Combined with computer applications education, this is a powerful incentive for students to engage with technology in a learning-based environment.
And it’s all thanks to video conferencing!
3. Cloud Computing
The cloud is not strictly a new technology — businesses and consumers have used it for years.
But in education, cloud computing is just now beginning to emerge as a practical tool.
With tight budgets, security challenges, and teacher training to consider, it’s taken some time for middle schools to use cloud computing. Still, the benefits are clear, even over a short timeline.
Those benefits don’t just apply to teachers either — they also do wonders for your students!
Cloud computing lets your students:
Access learning resources
Use school-sanctioned software
Store, share, and collaborate on projects
These factors are vital for computer applications classes. They help teachers ensure their students can use just about everything they need both in and out of the classroom.
By giving students access and control with their learning materials, they can explore software independently and at their own, individual pace.
You also make it possible for students to take what they learned in your computer applications class and use it in another class.
When you demonstrate the utility of your school’s cloud, your students will start to find other uses for it.
And, when they start applying the cloud to their lives or other classes, they’ll naturally want to learn more.
In terms of student engagement, that’s a wonderful process that can pay dividends for years to come.
4. Game Design Apps
Middle school students are prime candidates for playing games (remember what we said about Fortnite?), which is why game-based learning is such an effective teaching method for this age group.
However, while game design is incredible subject to teach as part of computer applications, gamification in general is also an excellent way to learn.
Assigning students to create their own computer games requires them to apply a wide range of knowledge to their task. They need to think about information technology, math, problem-solving, art, language arts, and more in one comprehensive package.
Plus, it’s a naturally-creative process that gives them a wide breadth in terms of choice and potential.

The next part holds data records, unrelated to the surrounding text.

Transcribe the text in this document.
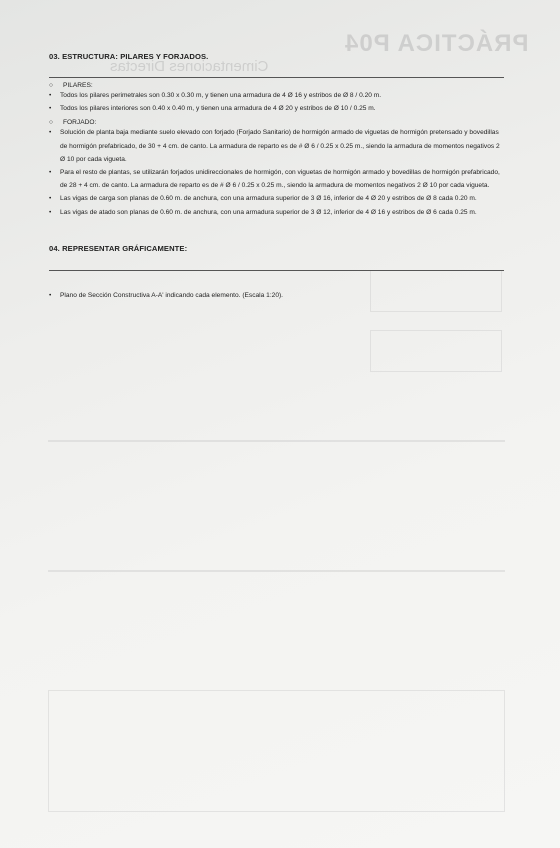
PRÁCTICA P04
Cimentaciones Directas
03. ESTRUCTURA: PILARES Y FORJADOS.
○	PILARES:
• Todos los pilares perimetrales son 0.30 x 0.30 m, y tienen una armadura de 4 Ø 16 y estribos de Ø 8 / 0.20 m.
• Todos los pilares interiores son 0.40 x 0.40 m, y tienen una armadura de 4 Ø 20 y estribos de Ø 10 / 0.25 m.
○	FORJADO:
• Solución de planta baja mediante suelo elevado con forjado (Forjado Sanitario) de hormigón armado de viguetas de hormigón pretensado y bovedillas de hormigón prefabricado, de 30 + 4 cm. de canto. La armadura de reparto es de # Ø 6 / 0.25 x 0.25 m., siendo la armadura de momentos negativos 2 Ø 10 por cada vigueta.
• Para el resto de plantas, se utilizarán forjados unidireccionales de hormigón, con viguetas de hormigón armado y bovedillas de hormigón prefabricado, de 28 + 4 cm. de canto. La armadura de reparto es de # Ø 6 / 0.25 x 0.25 m., siendo la armadura de momentos negativos 2 Ø 10 por cada vigueta.
• Las vigas de carga son planas de 0.60 m. de anchura, con una armadura superior de 3 Ø 16, inferior de 4 Ø 20 y estribos de Ø 8 cada 0.20 m.
• Las vigas de atado son planas de 0.60 m. de anchura, con una armadura superior de 3 Ø 12, inferior de 4 Ø 16 y estribos de Ø 6 cada 0.25 m.
04. REPRESENTAR GRÁFICAMENTE:
• Plano de Sección Constructiva A-A' indicando cada elemento. (Escala 1:20).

As a result, creating a computer game is a long-term project that’s automatically engaging for any student.
But the point of this exercise isn’t the product itself. The point is in the students’ journeys.
When a middle school student can develop even a basic understanding of computer coding or game development, they’re equipped to progress to advanced applications as a fantastically young age.
Best of all, you’re bound to have several students who discover their life’s calling in your class!
5. Virtual Reality
Virtual reality (VR) technology has been available to consumers for several years, but it’s just now breaking into the classroom.
VR gives students the opportunity to fully immerse themselves visually and audibly in an experience, whether it’s intended for entertainment or education.
As a result, it’s an incredible way to engage students.
In computer applications classrooms, it’s used to:
Encourage exploration of computer programs
Visualize complex concepts, like coding
Walk students through tutorials, like how to use the Internet
In a nutshell, it lets you immerse students in a world where word processors and spreadsheets become interesting — even fascinating.
But there’s a catch. VR is new technology after all, and that means it has two big downsides.
It’s incredibly expensive
It’s faulty and prone to bugs
An alternative to VR could be the use of multiple interactive screens to create a full wall of touchscreen displays.